Photos coming soon to my portfolio pages. General updates to my recent productions are on the to-do list.
It must be time for Baba Yaga. Where else could you find a world of magical woodland creatures dancing with goblins and the undead? The Halloween folk tale opens tonight at Shea’s. A theatre filled with its own magical Art Deco architecture. Watch out for goblins.

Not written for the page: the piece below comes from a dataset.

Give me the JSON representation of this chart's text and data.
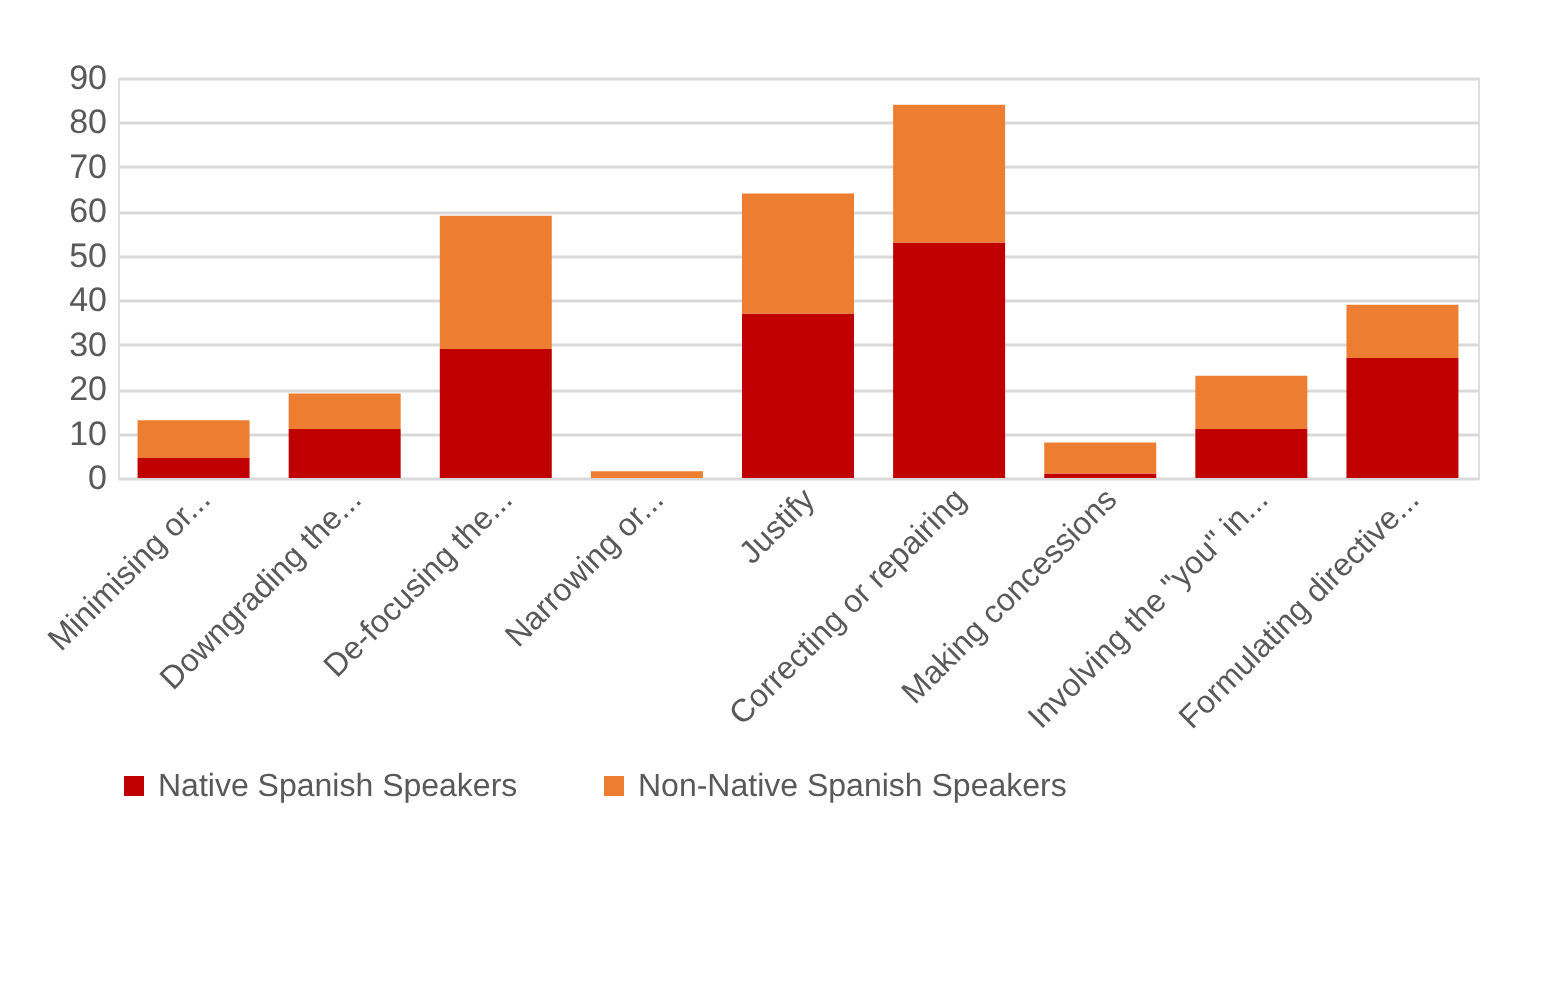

It was the first real snow of the season, and it just perfectly set the mood for the first public performance of Neglia Ballet’s Nutcracker this past Saturday evening. In conjunction with the Buffalo Philharmonic Orchestra and Shea’s Performing Arts Center, year four of this annual event was a sparkle covered whirlwind of giant presents, giant staircases, giant snow trees, giant cupcakes, and giant cotton candy. I am the Lighting Designer for Act 1 and the Associate Set Designer. My friend and colleague, Lynne, is the Set Designer and Lighting Designer for Act 2. The long hours, yet still truncated tech time, are worth every minute for the look on my niece’s face when the Christmas Tree grows to 24’0 high onstage or when the battle scene in a Victorian ballroom has transformed into a land of Snow mountains and dancing snowflakes before her very eyes. It is a magical performance.
In addition to the two public performances, this year Neglia was able to sponsor a “children’s show” on Wednesday morning when almost 3000 Buffalo city school students were able to see Nutcracker, probably for the first time, on the grand Shea’s stage. A theatre full of wide eyed and imaginative young minds that react honestly and earnestly to every scene change and surprise is enough to put anyone in the Christmas spirit. Visions of sugar plums dancing in my head.
I have been thinking a lot lately about a quote from Linda Essig: “Your life outside the theatre is more important than your life inside the theatre.” I have taken that as a reminder to always enjoy every experience to its fullest extent. I love the work I do inside the theatre. Yes, it’s an art and a form of self-expression, and it’s amazingly self-satisfying to share my art with an audience, but it is work. It should not consume you or define you, but be a part of you. In an attempt to practice what I preach, I am sharing a photo from my evening on Sodus Bay where I was celebrating a dear friend and soaking up every bit of inspiration this view had to offer.